Using AI agents in embedded enterprise applications can help organizations add automation and efficiency. But there are other, less obvious opportunities as well. Taking advantage of AI agent development platforms can give you the ability to tailor agents to your company’s specific needs—or create entirely new automation workflows. More specifically, by selecting an AI agent development platform that is “no code” or “low code,” like Oracle AI Agent Studio, you can expand the population of AI agent developers beyond highly technical staff. This opens the door to accelerated agent deployment and  tighter alignment between business needs and enabling technology.

Agents as applications

AI agents can be thought of as mini applications. They take inputs, process them, and offer useful information in response or trigger a transaction, often in an external system. To date, developing and deploying agents has required significant time and software programming expertise. But now development platforms like Oracle AI Agent Studio make it possible to quickly define process flows and logic visually, then test and deploy working solutions without writing a single line of code.

No-code development platforms allow super users, rather than just specialized engineers, to create and deploy AI agents. Super users are technically adept business domain experts who manage the configuration, training, and first-tier support for applications. Visual interfaces and templates can significantly lower barriers to access and proficiency, giving super users the autonomy to address many of their own needs and make process changes quickly and without waiting for IT or long development cycles. The result is a faster pace of experimentation and solution validation, helping companies adapt with minimal delay to new requirements, regulations, or customer feedback.

As super users update or modify AI agents themselves, organizations can maintain better alignment between technology and evolving business priorities. While the long-term impact still depends on effective governance, no-code AI agent development environments are expected to make automation more accessible, responsive, and relevant to day-to-day business operations.

What about the complicated tech considerations?

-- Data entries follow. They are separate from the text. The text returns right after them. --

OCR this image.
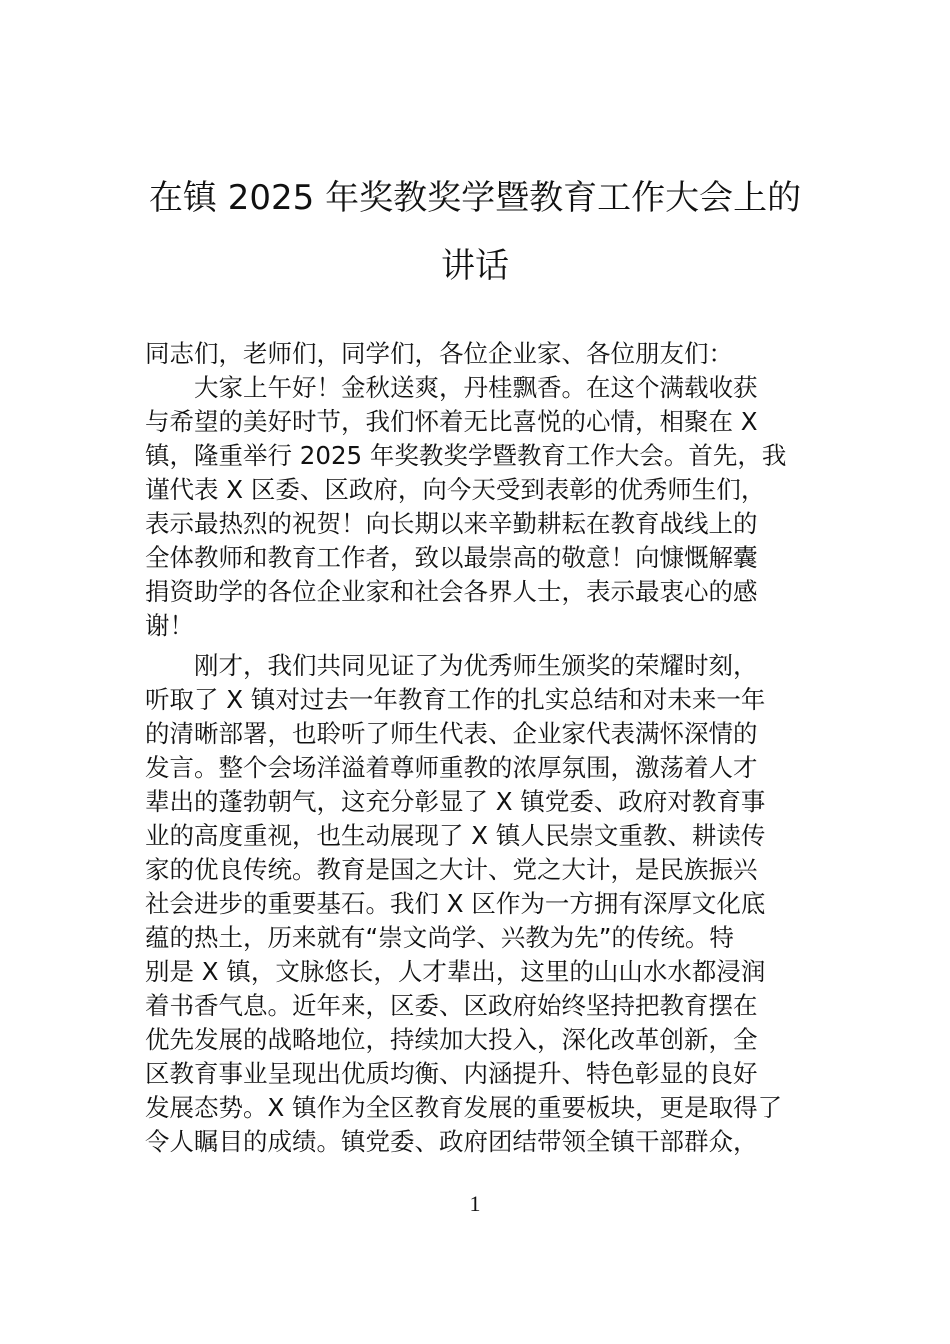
在镇 2025 年奖教奖学暨教育工作大会上的
讲话
同志们，老师们，同学们，各位企业家、各位朋友们：
大家上午好！金秋送爽，丹桂飘香。在这个满载收获
与希望的美好时节，我们怀着无比喜悦的心情，相聚在 X
镇，隆重举行 2025 年奖教奖学暨教育工作大会。首先，我
谨代表 X 区委、区政府，向今天受到表彰的优秀师生们，
表示最热烈的祝贺！向长期以来辛勤耕耘在教育战线上的
全体教师和教育工作者，致以最崇高的敬意！向慷慨解囊
捐资助学的各位企业家和社会各界人士，表示最衷心的感
谢！
刚才，我们共同见证了为优秀师生颁奖的荣耀时刻，
听取了 X 镇对过去一年教育工作的扎实总结和对未来一年
的清晰部署，也聆听了师生代表、企业家代表满怀深情的
发言。整个会场洋溢着尊师重教的浓厚氛围，激荡着人才
辈出的蓬勃朝气，这充分彰显了 X 镇党委、政府对教育事
业的高度重视，也生动展现了 X 镇人民崇文重教、耕读传
家的优良传统。教育是国之大计、党之大计，是民族振兴
社会进步的重要基石。我们 X 区作为一方拥有深厚文化底
蕴的热土，历来就有“崇文尚学、兴教为先”的传统。特
别是 X 镇，文脉悠长，人才辈出，这里的山山水水都浸润
着书香气息。近年来，区委、区政府始终坚持把教育摆在
优先发展的战略地位，持续加大投入，深化改革创新，全
区教育事业呈现出优质均衡、内涵提升、特色彰显的良好
发展态势。X 镇作为全区教育发展的重要板块，更是取得了
令人瞩目的成绩。镇党委、政府团结带领全镇干部群众，
1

While this all sounds well and good, anyone with enterprise apps experience knows there’s more to it. And there is. Previous attempts to open up application development to the masses hit two main stumbling blocks: security, and application integration. Let’s see how AI Agent Studio addresses these.

Secure at source

AI Agent Studio relies on Fusion Apps’ role-based access control (RBAC) security model. RBAC governs users’ access to data and application functions based on a set of privileges that are assigned once, then universally applied across Fusion Apps. This has two practical implications. First, in AI Agent Studio, users creating agents can only see, edit, or create data for which they have already been granted access. And second, once agents are deployed, RBAC automatically grants (or denies) end users access based on their existing privileges in Fusion Apps. In other words, no matter who builds an agent, they can’t inadvertently give users access to sensitive information they shouldn’t have.

Application integration

Integrating custom applications normally requires programmers (at any level of proficiency) to use APIs to connect their apps with existing systems and data sources. This involves some hard-core skills: making REST calls, understanding failure codes and managing contingencies, and handling JSON or some other flavor of payload structures. In AI Agent Studio, agents can access data through business objects, which allow them to get or store data about Fusion Apps entities via an extrapolated layer. The agent’s creator just designates which business object the agent needs from a menu of available options. Similarly, AI Agent Studio allows users to build connectivity between agents and external, agent-based resources using standards-based integration frameworks like the Model Context Protocol and the Agent2Agent protocol.

In conclusion

Oracle AI Agent Studio isn’t just about what gets built, but also about who can build it and who gets access. By handling some of the previous obstacles to wider participation in applications development, AI Agent Studio makes it possible for more super users to try extending Fusion Applications functionality to meet their specific, unique needs. This can promote an accelerated, more nimble Fusion Apps deployment, helping to create tighter alignment between business needs and enabling technology.